Kendilerini neredeyse yaşadıkları coğrafyanın sahibi sanan, kendilerinden başkasına hayat hakkı tanımayan, kişisel çıkar ve hırsları uğruna her kalıba girebilen bu siyasi figürler yalnızca çevrelerine zarar vermekle kalmıyor, siyaseti de kirletiyorlar.
Bir kentte belediye meclisleri aslında en yetkili kurumlardır. Ancak çoğu meclis üyeleri bunun farkında olmadıkları ve kendi yaşadıkları mahalle dışında halkta karşılığı olmadığı için kendilerini muhtar azası gibi görmekteler.

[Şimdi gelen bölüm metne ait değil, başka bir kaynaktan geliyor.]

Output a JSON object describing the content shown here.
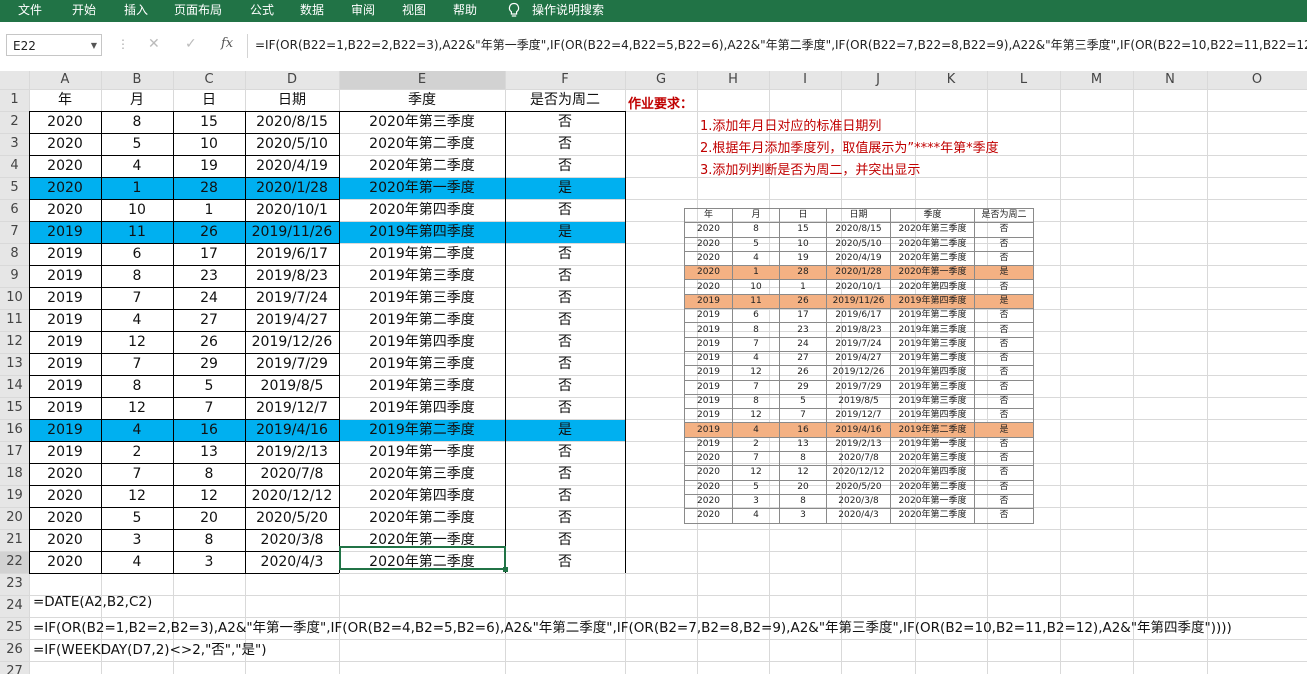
{
  "ribbon": {
    "tabs": [
      "文件",
      "开始",
      "插入",
      "页面布局",
      "公式",
      "数据",
      "审阅",
      "视图",
      "帮助"
    ],
    "tell_me": "操作说明搜索"
  },
  "formula_bar": {
    "name_box": "E22",
    "fx_label": "fx",
    "formula": "=IF(OR(B22=1,B22=2,B22=3),A22&\"年第一季度\",IF(OR(B22=4,B22=5,B22=6),A22&\"年第二季度\",IF(OR(B22=7,B22=8,B22=9),A22&\"年第三季度\",IF(OR(B22=10,B22=11,B22=12"
  },
  "columns": [
    "A",
    "B",
    "C",
    "D",
    "E",
    "F",
    "G",
    "H",
    "I",
    "J",
    "K",
    "L",
    "M",
    "N",
    "O"
  ],
  "row_numbers": [
    "1",
    "2",
    "3",
    "4",
    "5",
    "6",
    "7",
    "8",
    "9",
    "10",
    "11",
    "12",
    "13",
    "14",
    "15",
    "16",
    "17",
    "18",
    "19",
    "20",
    "21",
    "22",
    "23",
    "24",
    "25",
    "26",
    "27"
  ],
  "colors": {
    "ribbon": "#217346",
    "highlight": "#00b0f0",
    "mini_highlight": "#f4b183",
    "requirement_text": "#c00000"
  },
  "table": {
    "headers": [
      "年",
      "月",
      "日",
      "日期",
      "季度",
      "是否为周二"
    ],
    "rows": [
      [
        "2020",
        "8",
        "15",
        "2020/8/15",
        "2020年第三季度",
        "否"
      ],
      [
        "2020",
        "5",
        "10",
        "2020/5/10",
        "2020年第二季度",
        "否"
      ],
      [
        "2020",
        "4",
        "19",
        "2020/4/19",
        "2020年第二季度",
        "否"
      ],
      [
        "2020",
        "1",
        "28",
        "2020/1/28",
        "2020年第一季度",
        "是"
      ],
      [
        "2020",
        "10",
        "1",
        "2020/10/1",
        "2020年第四季度",
        "否"
      ],
      [
        "2019",
        "11",
        "26",
        "2019/11/26",
        "2019年第四季度",
        "是"
      ],
      [
        "2019",
        "6",
        "17",
        "2019/6/17",
        "2019年第二季度",
        "否"
      ],
      [
        "2019",
        "8",
        "23",
        "2019/8/23",
        "2019年第三季度",
        "否"
      ],
      [
        "2019",
        "7",
        "24",
        "2019/7/24",
        "2019年第三季度",
        "否"
      ],
      [
        "2019",
        "4",
        "27",
        "2019/4/27",
        "2019年第二季度",
        "否"
      ],
      [
        "2019",
        "12",
        "26",
        "2019/12/26",
        "2019年第四季度",
        "否"
      ],
      [
        "2019",
        "7",
        "29",
        "2019/7/29",
        "2019年第三季度",
        "否"
      ],
      [
        "2019",
        "8",
        "5",
        "2019/8/5",
        "2019年第三季度",
        "否"
      ],
      [
        "2019",
        "12",
        "7",
        "2019/12/7",
        "2019年第四季度",
        "否"
      ],
      [
        "2019",
        "4",
        "16",
        "2019/4/16",
        "2019年第二季度",
        "是"
      ],
      [
        "2019",
        "2",
        "13",
        "2019/2/13",
        "2019年第一季度",
        "否"
      ],
      [
        "2020",
        "7",
        "8",
        "2020/7/8",
        "2020年第三季度",
        "否"
      ],
      [
        "2020",
        "12",
        "12",
        "2020/12/12",
        "2020年第四季度",
        "否"
      ],
      [
        "2020",
        "5",
        "20",
        "2020/5/20",
        "2020年第二季度",
        "否"
      ],
      [
        "2020",
        "3",
        "8",
        "2020/3/8",
        "2020年第一季度",
        "否"
      ],
      [
        "2020",
        "4",
        "3",
        "2020/4/3",
        "2020年第二季度",
        "否"
      ]
    ]
  },
  "requirements": {
    "title": "作业要求：",
    "items": [
      "1.添加年月日对应的标准日期列",
      "2.根据年月添加季度列，取值展示为”****年第*季度",
      "3.添加列判断是否为周二，并突出显示"
    ]
  },
  "notes": [
    "=DATE(A2,B2,C2)",
    "=IF(OR(B2=1,B2=2,B2=3),A2&\"年第一季度\",IF(OR(B2=4,B2=5,B2=6),A2&\"年第二季度\",IF(OR(B2=7,B2=8,B2=9),A2&\"年第三季度\",IF(OR(B2=10,B2=11,B2=12),A2&\"年第四季度\"))))",
    "=IF(WEEKDAY(D7,2)<>2,\"否\",\"是\")"
  ]
}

Sakın ola yanlış anlaşılmasın ilk kademe yöneticileri olarak muhtarlar ve azalar çok daha zor koşullarda, çok daha önemli görevler yapıyorlar.
Fakat belediye meclisinin işlevi, görev ve sorumlulukları farklıdır.
Kimi Avrupa Ülkelerinde yalnızca belediye meclis üyeleri seçilir, meclis de dışardan profesyonel birini belediye başkanı olarak görevlendirir.
Bizim ülkemizde belediye başkanları da meclis üyeleri de seçimle iş başına geldikleri için hem siyasi sorumlulukları vardır hem de halka hesap vermekle yükümlüdürler.
Meclisi yalnızca aldığı kararları oylama merci gibi gören hiçbir belediye başkanı başarılı olamaz.